These days, with virtually all live-action blockbusters rated PG or PG-13, the G represents a ghetto largely made up of nature films and animation.


It’s not that a G rating gets in the way of making money. Pixar-Disney has figured out the formula. They’ve had the top-ranked G-rated film every year but one in the past decade — from Ratatouille and Wall-E to The Princess and the Frog and Tangled.


But other studios aiming at kids’ audiences have done just as well, if not better, without the G. Every one of the big animated franchises not made by Pixar-Disney is rated PG — including Despicable Me, Ice Age, Kung Fu Panda and Madagascar. And Pixar goes there, too — with the likes of The Incredibles, Brave and Up.


G may still mean suitable for general audiences, but parents seem to have decided it means suitable for babies. And that means even animation is trending away from the G.
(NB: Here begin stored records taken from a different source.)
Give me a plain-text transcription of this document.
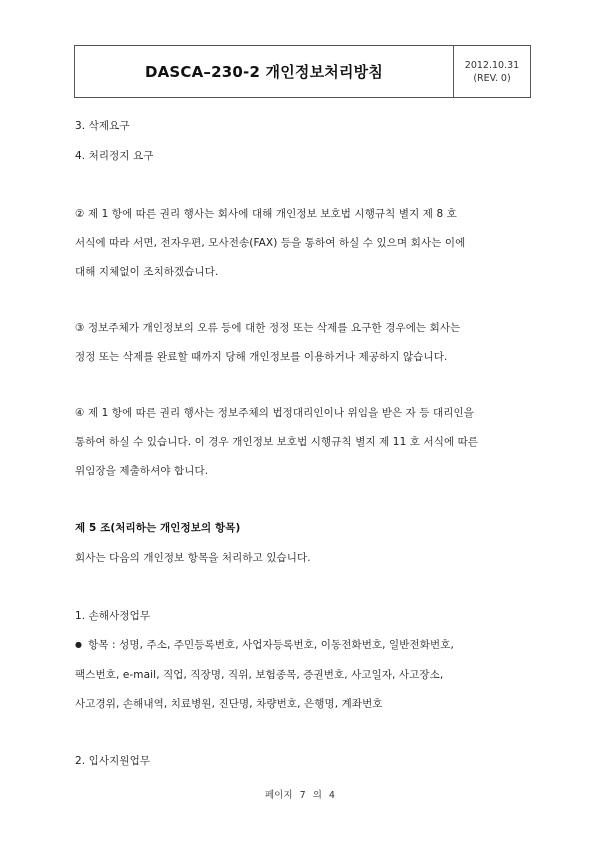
DASCA–230-2 개인정보처리방침	2012.10.31
(REV. 0)
3. 삭제요구
4. 처리정지 요구
② 제 1 항에 따른 권리 행사는 회사에 대해 개인정보 보호법 시행규칙 별지 제 8 호
서식에 따라 서면, 전자우편, 모사전송(FAX) 등을 통하여 하실 수 있으며 회사는 이에
대해 지체없이 조치하겠습니다.
③ 정보주체가 개인정보의 오류 등에 대한 정정 또는 삭제를 요구한 경우에는 회사는
정정 또는 삭제를 완료할 때까지 당해 개인정보를 이용하거나 제공하지 않습니다.
④ 제 1 항에 따른 권리 행사는 정보주체의 법정대리인이나 위임을 받은 자 등 대리인을
통하여 하실 수 있습니다. 이 경우 개인정보 보호법 시행규칙 별지 제 11 호 서식에 따른
위임장을 제출하셔야 합니다.
제 5 조(처리하는 개인정보의 항목)
회사는 다음의 개인정보 항목을 처리하고 있습니다.
1. 손해사정업무
● 항목 : 성명, 주소, 주민등록번호, 사업자등록번호, 이동전화번호, 일반전화번호,
팩스번호, e-mail, 직업, 직장명, 직위, 보험종목, 증권번호, 사고일자, 사고장소,
사고경위, 손해내역, 치료병원, 진단명, 차량번호, 은행명, 계좌번호
2. 입사지원업무
페이지 7 의 4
The article mentions that elementary-aged kids tend to stay away from G-rated movies in favor of their “edgier” PG alternatives. I suppose it’s true that just like with reading, kids prefer entertainment that’s just a little above their own age bracket. That’s how we get grade school kids reading Twilight and The Hunger Games. They don’t want to read about kids their own age, they’re far more interested in that edgy, grown-up stuff. I wouldn’t be surprised if my eighteen-month old is secretly reading 50 Shades of Grey.

I remember it being a big deal when I got to see my first PG-13 movie at home (The Fugitive, and images of that one-armed man kept me up at night) and my first R movie, Jackass, in the theater when I turned 17. Since then, I haven’t really paid much attention to movie ratings — even those that we watch at home with our daughter. Maybe this is because I’ve seen all of our movies, so I know that even if the Motion Picture Association deems, say, Role Models unsuitable for children, I know that the jokes in the film will go over her head so I don’t care if she’s in the room. However, there are other R movies I would never let her watch, especially those with excessive bloodshed or disturbing images.

Just like with books, I think parents need to exercise their own discretion regarding which movies their kids see. Rating systems are screwy because the whole country will never agree on what is and isn’t appropriate for certain ages. I bet I could find something in Ratatouille that could be interpreted as offensive, but I won’t, because that’s an awesome movie and BACK OFF my Ratatouille.